Leem : des vœux sous influence
Le président des Entreprises du médicament, Christian Lajoux, a présenté lundi matin les vœux de l’institution : en pleine « affaire Mediator », le Leem s’efforce de garder son cap tout en reconnaissant qu’il est désormais engagé dans une véritable « Opération restauration ».
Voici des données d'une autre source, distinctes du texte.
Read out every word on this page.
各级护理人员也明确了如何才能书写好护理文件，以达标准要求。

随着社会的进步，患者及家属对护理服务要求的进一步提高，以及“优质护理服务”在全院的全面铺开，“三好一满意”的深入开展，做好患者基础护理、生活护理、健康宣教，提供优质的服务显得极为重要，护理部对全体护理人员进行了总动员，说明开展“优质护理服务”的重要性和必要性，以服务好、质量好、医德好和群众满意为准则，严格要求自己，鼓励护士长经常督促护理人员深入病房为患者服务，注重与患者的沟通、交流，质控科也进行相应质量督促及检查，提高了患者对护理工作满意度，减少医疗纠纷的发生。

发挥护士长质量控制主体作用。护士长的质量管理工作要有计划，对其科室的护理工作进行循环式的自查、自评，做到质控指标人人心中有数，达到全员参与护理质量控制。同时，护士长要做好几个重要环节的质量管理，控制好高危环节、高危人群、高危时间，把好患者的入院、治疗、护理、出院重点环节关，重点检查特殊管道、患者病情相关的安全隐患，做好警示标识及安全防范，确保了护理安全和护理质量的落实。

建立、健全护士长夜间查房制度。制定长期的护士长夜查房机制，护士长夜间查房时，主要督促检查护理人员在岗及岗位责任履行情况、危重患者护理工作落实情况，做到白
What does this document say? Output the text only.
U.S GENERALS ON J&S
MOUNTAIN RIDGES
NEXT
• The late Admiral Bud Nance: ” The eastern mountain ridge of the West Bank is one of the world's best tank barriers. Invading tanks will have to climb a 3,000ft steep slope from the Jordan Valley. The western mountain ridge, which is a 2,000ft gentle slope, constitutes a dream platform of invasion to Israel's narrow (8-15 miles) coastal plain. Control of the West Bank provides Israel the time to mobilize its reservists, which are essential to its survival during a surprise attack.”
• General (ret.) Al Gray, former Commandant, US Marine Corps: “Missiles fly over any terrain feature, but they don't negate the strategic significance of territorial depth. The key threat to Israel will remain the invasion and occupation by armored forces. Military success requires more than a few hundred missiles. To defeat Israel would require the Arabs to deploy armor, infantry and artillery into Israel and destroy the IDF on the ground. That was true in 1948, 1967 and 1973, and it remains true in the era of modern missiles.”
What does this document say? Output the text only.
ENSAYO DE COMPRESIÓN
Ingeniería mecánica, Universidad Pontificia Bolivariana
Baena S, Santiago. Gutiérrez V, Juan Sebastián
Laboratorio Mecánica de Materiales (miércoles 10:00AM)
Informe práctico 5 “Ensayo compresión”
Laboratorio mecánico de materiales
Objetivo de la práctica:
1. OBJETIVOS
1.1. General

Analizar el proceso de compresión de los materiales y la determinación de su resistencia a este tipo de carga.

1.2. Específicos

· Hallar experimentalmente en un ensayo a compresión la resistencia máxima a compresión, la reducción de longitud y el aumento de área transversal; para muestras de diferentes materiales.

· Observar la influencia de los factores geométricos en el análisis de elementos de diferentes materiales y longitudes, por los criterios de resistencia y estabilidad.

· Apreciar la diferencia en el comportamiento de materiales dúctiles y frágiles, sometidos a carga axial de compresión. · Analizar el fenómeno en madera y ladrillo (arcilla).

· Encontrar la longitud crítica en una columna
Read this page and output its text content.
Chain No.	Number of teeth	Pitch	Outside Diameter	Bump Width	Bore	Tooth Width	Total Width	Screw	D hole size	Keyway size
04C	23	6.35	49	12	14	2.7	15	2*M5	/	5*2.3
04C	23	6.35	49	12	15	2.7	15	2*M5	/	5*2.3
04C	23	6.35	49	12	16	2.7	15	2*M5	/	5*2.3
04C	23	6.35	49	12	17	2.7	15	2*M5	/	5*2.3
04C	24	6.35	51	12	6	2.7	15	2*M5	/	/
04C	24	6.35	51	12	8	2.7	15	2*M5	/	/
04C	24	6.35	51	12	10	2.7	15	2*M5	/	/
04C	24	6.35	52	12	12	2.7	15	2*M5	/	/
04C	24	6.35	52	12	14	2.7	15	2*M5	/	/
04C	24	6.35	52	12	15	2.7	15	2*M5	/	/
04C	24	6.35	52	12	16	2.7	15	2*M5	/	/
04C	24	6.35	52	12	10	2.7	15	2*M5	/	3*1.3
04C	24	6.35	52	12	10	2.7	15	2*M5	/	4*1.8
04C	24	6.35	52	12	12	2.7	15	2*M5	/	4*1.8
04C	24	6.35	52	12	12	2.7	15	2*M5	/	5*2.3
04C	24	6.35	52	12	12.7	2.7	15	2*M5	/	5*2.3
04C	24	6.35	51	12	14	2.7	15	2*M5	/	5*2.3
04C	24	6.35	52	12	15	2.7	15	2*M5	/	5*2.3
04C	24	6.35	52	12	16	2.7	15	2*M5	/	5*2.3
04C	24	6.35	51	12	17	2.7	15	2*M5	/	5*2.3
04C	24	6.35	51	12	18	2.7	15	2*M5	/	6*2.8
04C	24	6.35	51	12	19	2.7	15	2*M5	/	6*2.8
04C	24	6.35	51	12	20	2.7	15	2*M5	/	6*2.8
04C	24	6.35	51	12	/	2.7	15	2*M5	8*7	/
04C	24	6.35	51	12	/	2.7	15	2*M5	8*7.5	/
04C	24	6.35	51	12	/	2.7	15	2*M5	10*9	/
Il s’en est plutôt bien tiré. L’exercice était délicat : en pleine affaire « Mediator », prononcer les vœux des Entreprises du médicament relevait de la haute voltige ou, comme on voudra, de la mission kamikaze. Un peu tendu, le patron, Christian Lajoux, s’est défendu lundi matin de trop parler de ce qu’il a lui-même qualifié de « déflagration », mais il n’a pas caché que les industriels du médicament étaient « très préoccupés par la perte de confiance réelle à l’égard des industriels et du système de santé ». « Nous constatons la déflagration et l’anéantissement des efforts qui ont été faits depuis des années » dans la réhabilitation du médicament dans l’opinion a sobrement commenté Christian Lajoux.
L’ « affaire Mediator »
Dès lors, comment sortir de la crise ouverte par l’ « affaire Mediator » ? Tout d’abord en faisant le ménage : Servier est désormais, selon la formule du Vatican, « suspens a divinis », ce qui signifie que le laboratoire n’est pas exclu (c’est impossible), mais qu’il est suspendu, ce qui d’ailleurs n’est pas sans impacter les finances du Leem dont Servier était un important contributeur. Pour recoller la vaisselle cassée, -car selon Lajoux, « notre crédibilité est atteinte, et il nous faut la rétablir, non pas seulement en paroles, mais en actes »-, le Leem entend se doter d’un « Comité d’alerte » extérieur à l’institution, composé de membres non affiliés. Le Leem s’engage à « faire évoluer son Comité d’éthique et de médiation (le Cemip). Cette structure est aujourd’hui centrée sur les litiges commerciaux ou publicitaires; les industriels entendent réfléchir à de nouveaux organes d’alerte et de médiation propres à la profession, composés (et présidés) par des acteurs majoritairement extérieurs à l’industrie du médicament ». Bref, c’est l’aggiornamento. Pas facile pour une institution qui commençait tout juste à émerger d’une certaine obscurité qu’elle avait d’ailleurs longtemps elle-même entretenue. Mais il y a le feu dans la boutique. Christian Lajoux le sait bien qui n’a d’ailleurs pas voulu ou pu évaluer l’impact de l’ « affaire Mediator » sur le chiffres d’affaires (mais aussi sur l’emploi) des quelques 270 entreprises adhérentes. Pour sortir de cette crise, le Leem consulte : sociologues, sondagiers, spécialistes de l’opinion, « spin doctors ». Premier verdict : le Leem, avoue Lajoux, « est trop refermé sur lui-même ». Constat sans appel qui pose celui du champ de la légitimité de l’institution : vaste programme… Pour l’heure, les Entreprises du médicament entendent « calmer le jeu, revenir à des fondamentaux lisibles et compréhensibles ».
Le Leem aurait-il pour autant succombé aux vertus de l’autoflagellation ? Pas tout à fait : d’un petit coup de griffe, Lajoux indiquait lundi matin que : « nos entreprises ne se reconnaissent pas dans les pratiques évoquées dans le rapport de l’Igas remis le 15 janvier dernier au ministre du Travail, de l’Emploi et de la Santé. Le Leem, à l’unanimité de ses adhérents, défend la plus grande transparence dans les procédures d’évaluation du médicament, et promeut tout ce qui peut garantir la totale impartialité des décisions d’AMM et de pharmacovigilance ». En clair, il ne faudrait quand même pas pousser le bouchon trop loin : les industriels emploient quelques 103 000 personnes et les perspectives ne sont pas roses. Et il y a tout lieu de penser que les autorités de santé mettront tout en œuvre pour obtenir des baissses significatives de prix (voir le déremboursement total pour les spécialités à faible service médical rendu) : l’occasion est trop belle pour la laisser passer.